Thao Lam’s nearly wordless book, a follow-up to her well-received debut, Skunk on a String, is about courage, imagination, and unexpected paths to friendship. It centres on a nameless young girl with brown skin and black pigtails whom we first see unpacking boxes in her room. A moving truck on the title page suggests her family has just arrived in the neighbourhood. Murmurs of conversation draw her to the open window, where she spies a trio of kids at eye level in a tree house. Though they smile and wave, she’s overcome by shyness and ducks down under the windowsill.
In her crouched position she notices a small tear in the wallpaper. Peeling it back releases a flock of yellow paper birds. Her curiosity piqued, the girl continues her excavations, discovering in her own walls a kind of tropical Narnia brimming with flora and fauna. The latter seems benign but for one Gruffalo-esque monster who approaches our heroine with a stomp and a gap-toothed roar. Frightened, she burrows deeper into the wallpaper, with the monster in hot pursuit.

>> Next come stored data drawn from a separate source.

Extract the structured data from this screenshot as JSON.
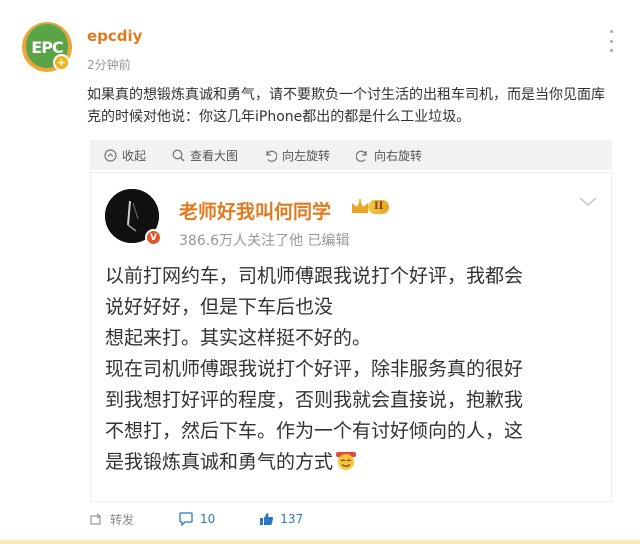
{
  "post": {
    "avatar_text": "EPC",
    "username": "epcdiy",
    "time": "2分钟前",
    "text": "如果真的想锻炼真诚和勇气，请不要欺负一个讨生活的出租车司机，而是当你见面库克的时候对他说：你这几年iPhone都出的都是什么工业垃圾。",
    "icons": {
      "vip": "vip-badge-icon",
      "more": "more-vertical-icon"
    }
  },
  "media_bar": {
    "collapse": "收起",
    "view_large": "查看大图",
    "rotate_left": "向左旋转",
    "rotate_right": "向右旋转"
  },
  "repost": {
    "name": "老师好我叫何同学",
    "level": "II",
    "meta": "386.6万人关注了他 已编辑",
    "lines": [
      "以前打网约车，司机师傅跟我说打个好评，我都会",
      "说好好好，但是下车后也没",
      "想起来打。其实这样挺不好的。",
      "现在司机师傅跟我说打个好评，除非服务真的很好",
      "到我想打好评的程度，否则我就会直接说，抱歉我",
      "不想打，然后下车。作为一个有讨好倾向的人，这",
      "是我锻炼真诚和勇气的方式"
    ]
  },
  "actions": {
    "repost_label": "转发",
    "comment_count": "10",
    "like_count": "137"
  },
  "colors": {
    "username": "#e07b1f",
    "accent_blue": "#2a78c5",
    "media_bar_bg": "#f2f2f2"
  }
}
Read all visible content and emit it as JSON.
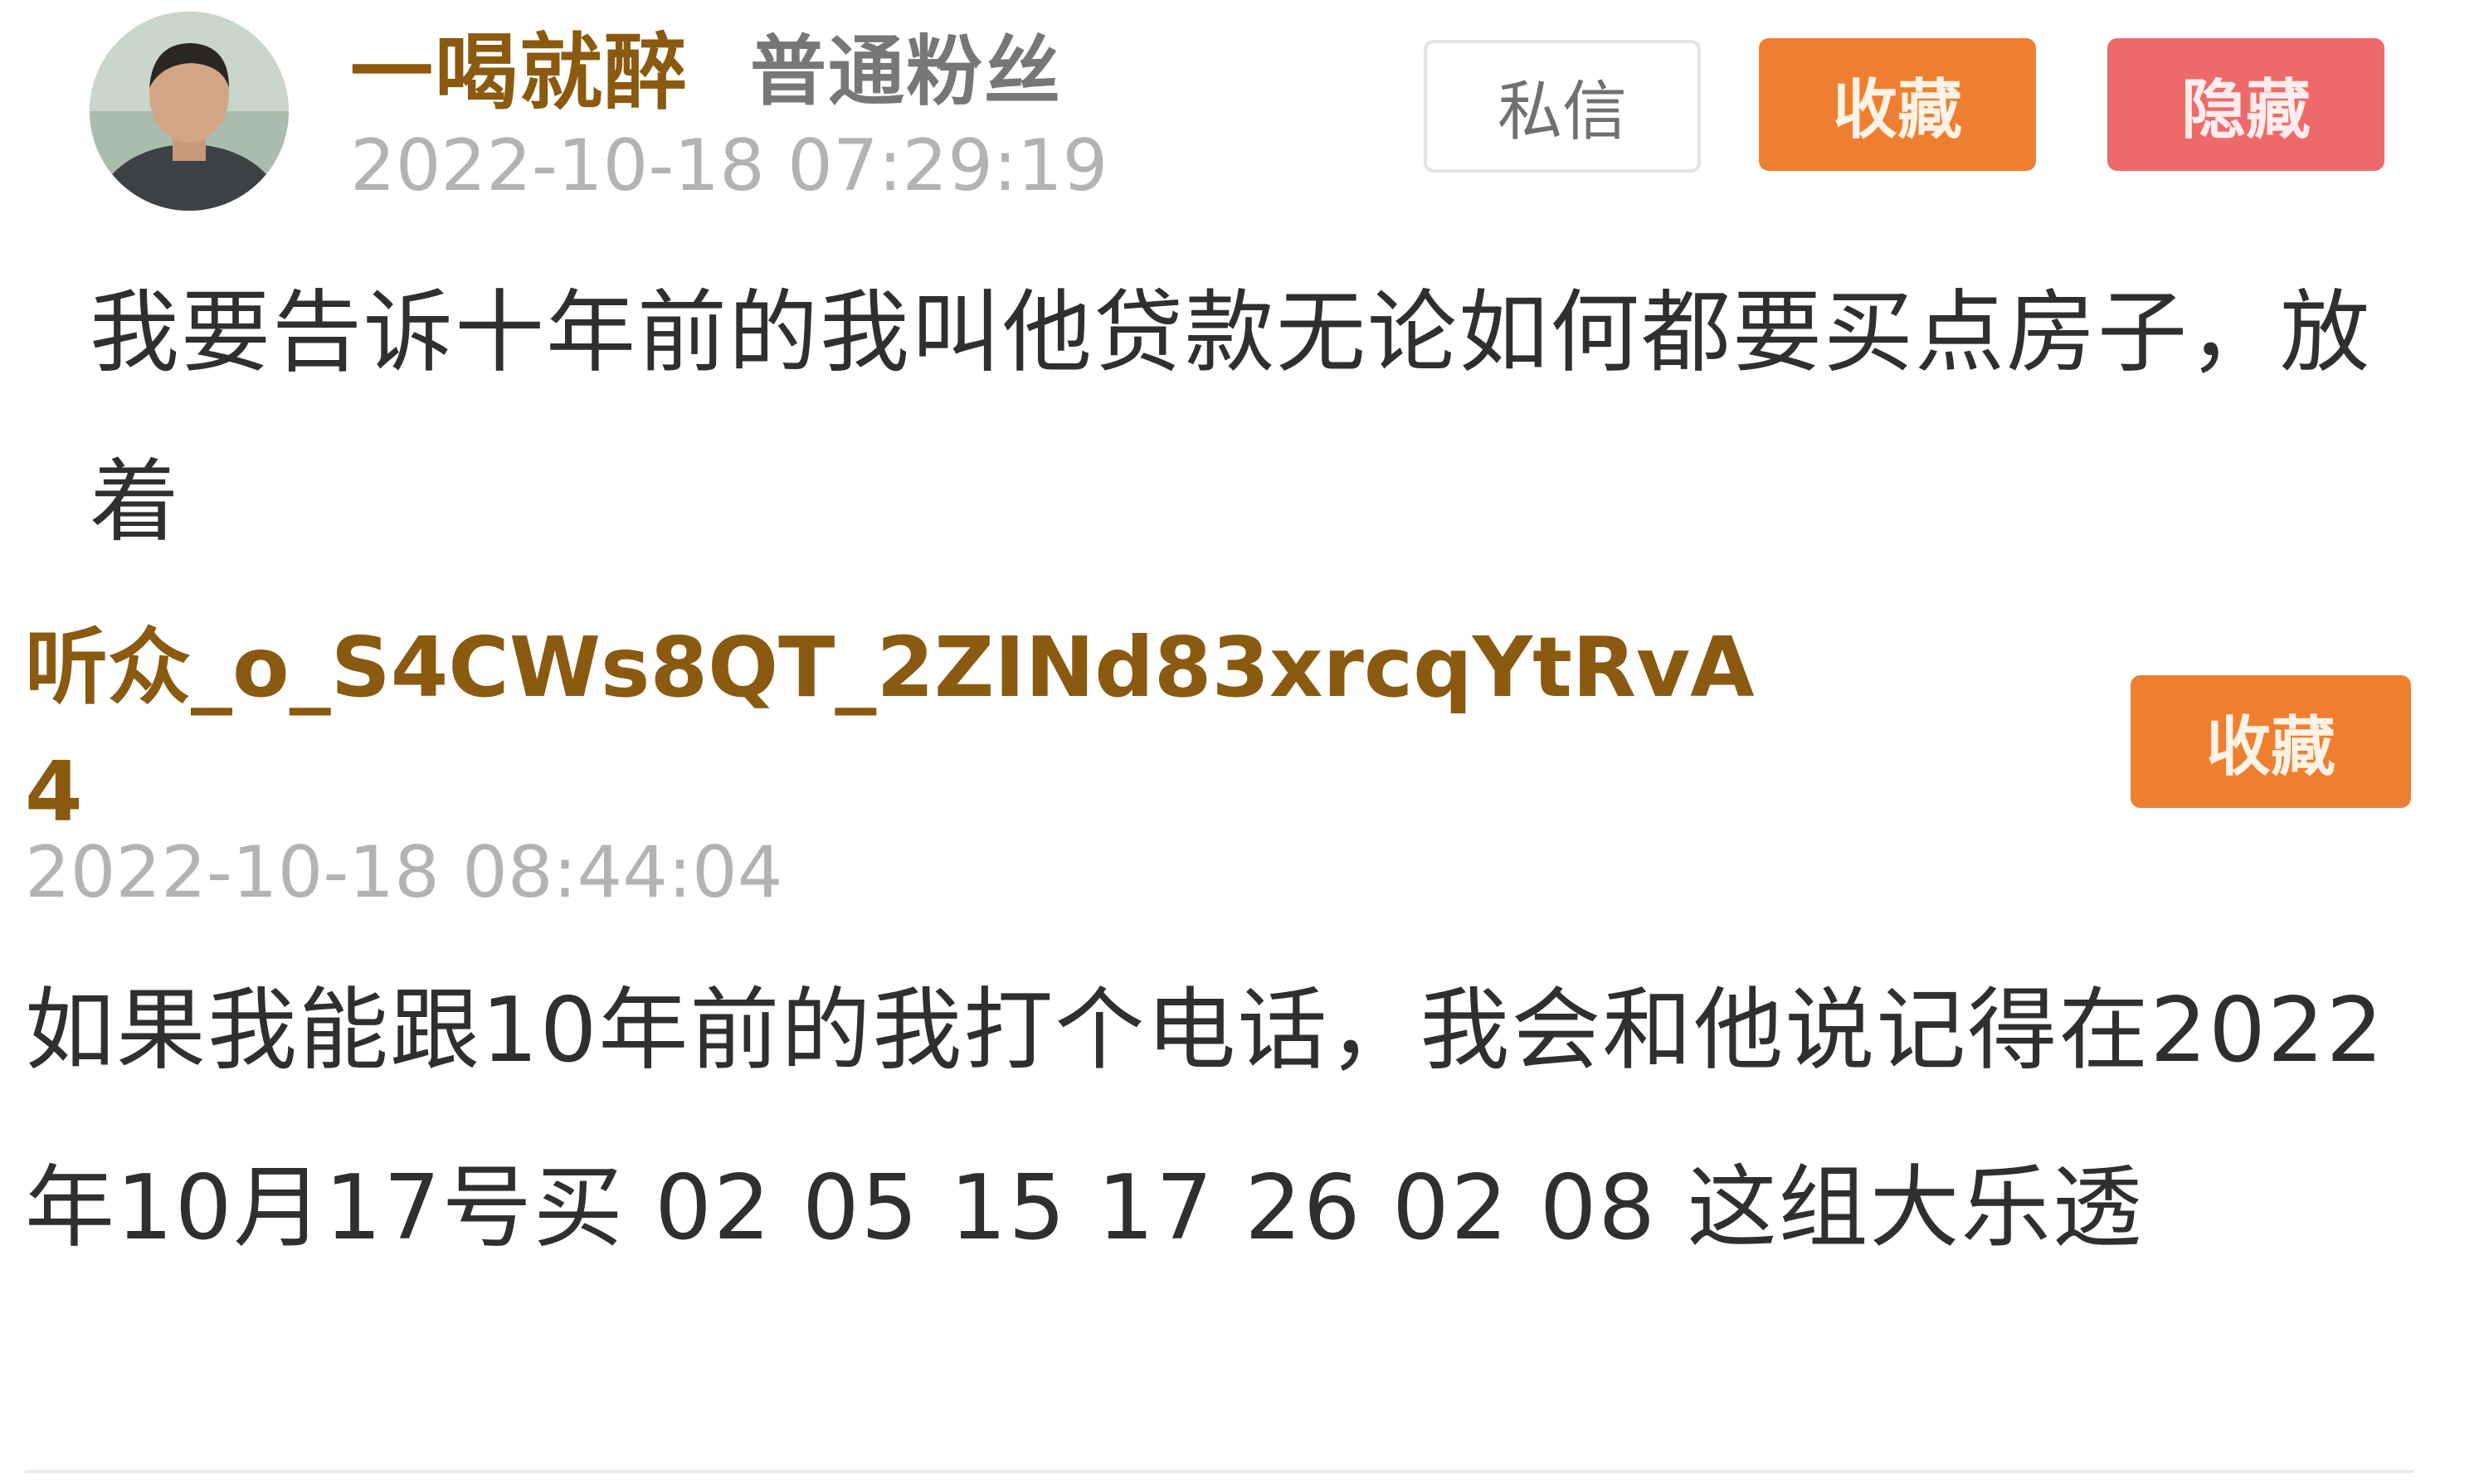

As it happens, the monster is just lonely. The chase turns into a high-spirited, friendly game of hide-and-seek that takes the pair on a palimpsestic tour of wallpaper designs from bygone eras, including a 1960s-style polka-dot pattern, a pond teeming with frogs, and a sky bursting with rainbows. When the monster loses track of the girl, his three eyes turn teary and she’s quick to find and comfort him.
The pair pauses their frolics so the girl can have lunch, but after gobbling down a sandwich and rushing back upstairs she’s dismayed to find the wallpaper portal closed. It turns out fun isn’t just infectious, it’s emboldening, and the book ends, perfectly, with the girl approaching the kids at the bottom of their tree house ladder with a simple “Hello.”
Lam’s paper-collage technique, reminiscent of Eric Carle, is, undoubtedly, germane to her subject, but it also gives the pages a marvellous sense of depth and tactility. (A graduate of Sheridan College, Lam’s award-winning artwork has appeared in Cricket and other publications.) Inventive, warm-hearted, and visually sumptuous, Wallpaper is a surefire conversation starter: Lam’s monster can be taken as a metaphor for social anxiety or simply as the awkward, exuberant goofball he is. A delight from start to finish.